As the only friend speaking today, I wanted this tribute to represent all the many friends Mandy had, so I asked them to give me adjectives or memories which they associated with her.
Appearance wise – of course, she always looked fabulous and was so co-ordinated. I would always dress up when I was going to meet Mandy. Her beautiful blue eyes were deeply set and she always carefully applied her make up – at school we used to hear her ask countless times a day ‘Are my eyes smudged?’ in case her mascara had marked her cheek. We remember her up-turned collars and her ‘oil slicks’ – her black, shiney, skintight trousers. She always took an umbrella with her whatever the weather as the slightest rain made her hair go frizzy. She knew what colours suited her – when deciding where to go to train to be a nurse, she would not consider Guys as the uniform was yellow and would clash with her hair! It is no coincidence that her favourite colour was purple – the colour always associated with the royalty of God the Father. But of course, it was the Mandy inside that we all loved the most – the same words and phrases came up time and time again – full of life, kind, loyal, so much fun, a dear friend, always there through thick and thin, godly, confident, energetic in her faith, infectious laugh, gentle, full of joy, sure of her God. Mandy’s kindness to my mum after she returned to Newport was immeasurable. Jewel, one of her closest friends said that Mandy had dove eyes – this is from the Song of Songs in the Bible, Mandy’s favourite book, where Jesus describes his bride as having dove eyes, representing loyalty, devotion and dedication. Mandy regularly prayed to have those eyes and all who knew her, know that her prayer was answered.

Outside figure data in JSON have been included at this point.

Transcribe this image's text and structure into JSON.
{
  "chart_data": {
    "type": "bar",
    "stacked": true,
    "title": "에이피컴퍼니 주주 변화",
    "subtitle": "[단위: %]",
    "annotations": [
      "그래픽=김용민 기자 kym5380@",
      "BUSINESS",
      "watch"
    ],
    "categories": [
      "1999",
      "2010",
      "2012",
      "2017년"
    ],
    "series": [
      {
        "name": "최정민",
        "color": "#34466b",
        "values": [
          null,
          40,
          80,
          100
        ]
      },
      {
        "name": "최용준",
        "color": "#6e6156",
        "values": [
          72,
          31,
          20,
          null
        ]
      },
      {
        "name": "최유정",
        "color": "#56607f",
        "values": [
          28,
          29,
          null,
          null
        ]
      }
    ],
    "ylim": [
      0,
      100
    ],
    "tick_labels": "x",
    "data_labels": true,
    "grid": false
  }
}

As you can well imagine, I will miss Mandy dreadfully. She was a rock for me in so many ways and I thought we had so many more years to share together, but Mandy would not want me to be sad and I take comfort in these things….
Firsty, I am incredibly blessed to have had her as a friend for so long.
Secondly, in the difficult months leading up to her death, we had been in very close contact, so that it was only a couple of days before she died that I had told her that I loved her.
Thirdly, the day before her death I had shared with her the picture God had given me – of her in the arms of Jesus, echoing her favourite Psalm 91.